私と圭は朝もまだ早い時間に私の住むアパートの前で待っていた。
ここへ、恵人の運転する車が迎えに来てくれる事になっていた。空を仰ぎ見ると、真っ青な透き通るような空が広がり、海にはもってこいの天気であった。まだ太陽が出て来たばかりなのに、既に気温はあがり、日陰にいても汗がじっとりと出てくる。隣にいる圭を気付かれないようにちらりと見やる。

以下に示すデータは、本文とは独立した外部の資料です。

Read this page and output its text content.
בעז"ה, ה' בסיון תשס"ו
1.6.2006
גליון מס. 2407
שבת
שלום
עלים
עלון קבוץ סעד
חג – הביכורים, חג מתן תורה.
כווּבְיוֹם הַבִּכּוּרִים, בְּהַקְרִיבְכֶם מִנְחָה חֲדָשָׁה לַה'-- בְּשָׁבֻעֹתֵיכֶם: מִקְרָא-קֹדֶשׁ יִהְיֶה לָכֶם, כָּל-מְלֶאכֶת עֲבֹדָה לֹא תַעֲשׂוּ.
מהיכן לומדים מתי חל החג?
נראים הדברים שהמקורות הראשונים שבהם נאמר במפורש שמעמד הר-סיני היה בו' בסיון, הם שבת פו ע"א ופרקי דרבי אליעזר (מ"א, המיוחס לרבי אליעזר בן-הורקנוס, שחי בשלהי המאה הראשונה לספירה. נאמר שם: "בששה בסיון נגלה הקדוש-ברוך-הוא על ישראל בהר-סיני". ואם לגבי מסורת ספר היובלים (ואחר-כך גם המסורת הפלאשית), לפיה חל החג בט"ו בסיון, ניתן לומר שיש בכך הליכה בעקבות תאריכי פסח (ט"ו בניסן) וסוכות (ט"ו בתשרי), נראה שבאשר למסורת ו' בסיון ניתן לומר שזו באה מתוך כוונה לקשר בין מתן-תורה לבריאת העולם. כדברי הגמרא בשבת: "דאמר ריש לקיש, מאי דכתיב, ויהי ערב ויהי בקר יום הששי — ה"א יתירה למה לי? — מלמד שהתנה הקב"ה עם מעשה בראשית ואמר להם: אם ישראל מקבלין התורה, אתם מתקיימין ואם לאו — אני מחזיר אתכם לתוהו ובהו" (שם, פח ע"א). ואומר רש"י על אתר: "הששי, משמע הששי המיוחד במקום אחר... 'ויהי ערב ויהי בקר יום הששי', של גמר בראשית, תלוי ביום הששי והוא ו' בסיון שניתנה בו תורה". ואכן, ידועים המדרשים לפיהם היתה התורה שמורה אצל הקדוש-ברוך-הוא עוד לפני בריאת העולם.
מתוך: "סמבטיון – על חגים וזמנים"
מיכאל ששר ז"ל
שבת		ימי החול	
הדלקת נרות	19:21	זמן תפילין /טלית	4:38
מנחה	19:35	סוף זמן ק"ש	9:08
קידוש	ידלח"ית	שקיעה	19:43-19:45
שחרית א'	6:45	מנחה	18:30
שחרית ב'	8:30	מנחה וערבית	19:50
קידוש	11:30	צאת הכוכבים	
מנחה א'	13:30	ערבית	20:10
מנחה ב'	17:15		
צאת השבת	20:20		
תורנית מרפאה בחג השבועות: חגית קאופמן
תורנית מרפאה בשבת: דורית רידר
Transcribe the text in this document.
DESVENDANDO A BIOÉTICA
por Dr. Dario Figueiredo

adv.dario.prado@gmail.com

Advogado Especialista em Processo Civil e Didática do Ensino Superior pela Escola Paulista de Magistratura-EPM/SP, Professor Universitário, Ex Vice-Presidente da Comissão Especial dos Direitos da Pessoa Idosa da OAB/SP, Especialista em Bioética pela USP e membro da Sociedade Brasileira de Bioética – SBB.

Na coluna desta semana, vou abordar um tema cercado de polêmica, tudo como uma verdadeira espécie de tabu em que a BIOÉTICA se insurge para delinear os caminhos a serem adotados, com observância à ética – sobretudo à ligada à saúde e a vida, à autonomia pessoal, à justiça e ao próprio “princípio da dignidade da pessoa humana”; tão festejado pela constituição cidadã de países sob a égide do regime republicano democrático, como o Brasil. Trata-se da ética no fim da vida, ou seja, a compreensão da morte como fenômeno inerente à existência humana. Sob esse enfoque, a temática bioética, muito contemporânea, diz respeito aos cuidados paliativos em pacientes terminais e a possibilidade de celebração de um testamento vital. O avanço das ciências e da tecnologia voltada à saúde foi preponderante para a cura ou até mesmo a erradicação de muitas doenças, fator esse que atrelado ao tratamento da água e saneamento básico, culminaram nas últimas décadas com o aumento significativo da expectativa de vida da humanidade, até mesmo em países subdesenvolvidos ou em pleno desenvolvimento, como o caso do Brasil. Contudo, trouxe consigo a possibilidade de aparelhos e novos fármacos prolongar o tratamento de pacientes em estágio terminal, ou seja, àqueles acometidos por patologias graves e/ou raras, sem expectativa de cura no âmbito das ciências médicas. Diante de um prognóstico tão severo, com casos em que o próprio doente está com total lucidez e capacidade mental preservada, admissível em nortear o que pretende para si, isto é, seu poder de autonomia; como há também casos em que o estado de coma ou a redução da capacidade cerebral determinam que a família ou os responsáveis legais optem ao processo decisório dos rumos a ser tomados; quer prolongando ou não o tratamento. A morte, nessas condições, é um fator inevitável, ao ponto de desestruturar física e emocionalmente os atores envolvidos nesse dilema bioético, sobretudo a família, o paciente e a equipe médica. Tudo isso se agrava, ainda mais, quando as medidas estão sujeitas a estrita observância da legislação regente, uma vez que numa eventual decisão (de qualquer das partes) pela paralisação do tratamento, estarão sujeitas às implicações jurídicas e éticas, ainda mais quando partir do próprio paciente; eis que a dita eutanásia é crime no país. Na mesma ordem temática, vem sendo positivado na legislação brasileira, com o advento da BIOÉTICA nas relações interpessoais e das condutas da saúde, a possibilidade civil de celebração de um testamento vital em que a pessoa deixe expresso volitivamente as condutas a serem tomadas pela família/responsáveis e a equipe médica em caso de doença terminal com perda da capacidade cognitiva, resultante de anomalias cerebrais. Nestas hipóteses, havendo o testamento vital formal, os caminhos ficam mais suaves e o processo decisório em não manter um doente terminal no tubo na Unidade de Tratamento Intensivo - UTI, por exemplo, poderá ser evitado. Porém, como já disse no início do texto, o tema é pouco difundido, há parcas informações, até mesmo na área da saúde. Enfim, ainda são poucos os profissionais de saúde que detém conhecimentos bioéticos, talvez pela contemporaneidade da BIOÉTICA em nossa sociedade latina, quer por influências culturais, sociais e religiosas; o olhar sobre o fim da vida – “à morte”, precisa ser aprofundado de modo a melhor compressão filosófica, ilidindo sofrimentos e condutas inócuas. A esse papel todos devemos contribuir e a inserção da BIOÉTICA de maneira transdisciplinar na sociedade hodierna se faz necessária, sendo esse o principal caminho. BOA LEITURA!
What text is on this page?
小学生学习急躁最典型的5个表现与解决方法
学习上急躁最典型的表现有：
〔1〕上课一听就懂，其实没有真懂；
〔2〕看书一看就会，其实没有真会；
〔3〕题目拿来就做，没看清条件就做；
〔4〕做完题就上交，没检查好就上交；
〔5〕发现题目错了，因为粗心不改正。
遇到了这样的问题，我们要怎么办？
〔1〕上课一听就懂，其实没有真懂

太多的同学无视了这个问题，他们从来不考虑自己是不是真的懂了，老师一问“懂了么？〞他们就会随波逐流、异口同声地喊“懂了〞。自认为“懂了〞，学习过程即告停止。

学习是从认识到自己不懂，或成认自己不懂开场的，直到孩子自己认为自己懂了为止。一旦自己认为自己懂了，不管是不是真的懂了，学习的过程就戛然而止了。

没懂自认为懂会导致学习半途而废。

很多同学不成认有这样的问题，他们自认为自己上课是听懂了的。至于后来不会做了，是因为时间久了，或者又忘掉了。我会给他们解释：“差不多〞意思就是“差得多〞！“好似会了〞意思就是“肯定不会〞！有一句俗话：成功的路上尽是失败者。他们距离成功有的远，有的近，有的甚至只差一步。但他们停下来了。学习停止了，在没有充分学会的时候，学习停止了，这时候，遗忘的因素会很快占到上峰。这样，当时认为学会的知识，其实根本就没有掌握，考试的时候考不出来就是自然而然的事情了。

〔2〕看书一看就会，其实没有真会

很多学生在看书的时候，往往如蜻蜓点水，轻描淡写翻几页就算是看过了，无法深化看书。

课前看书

今日の圭は、Tシャツとハーフパンツ、サンダルとラフな恰好をしている。何を着てもばっちりと似合ってしまう圭に気付けば、見惚れてしまっていた。
圭が私の視線に気づき、ん? と首を傾げる。
「手、繋いでもいい?」
恥かしくて少女のように俯きながらそう言うと、どうぞ、と手を差し伸べた。私は圭の手を取ると、圭を見上げた。圭は目を細めて私を見、微笑んでいる。嬉しくて抱きついてしまいたいのを、何とか自制しなければならなかった。
暫くして、恵人の車がアパートの前に止まった。助手席の窓から翠が顔を出した。
「おはよう。ごめんね、急に誘ってしまって」
「全然、大丈夫」
恵人が車から出て来て、軽く挨拶をすると、後ろを開けて貰って鞄を詰め込んだ。
恵人が車から出て来た時、私と圭が手を繋いでいるのをちらりと見て、顔を歪めたことを私は知らなかった。
私は、勝手な話だが、恵人は私への思いなどとっくに忘れたものだと思っていた。私はもう、恵人に会っても心を乱す事はない。私と同じように恵人もそうであると勝手に思い込んでいた。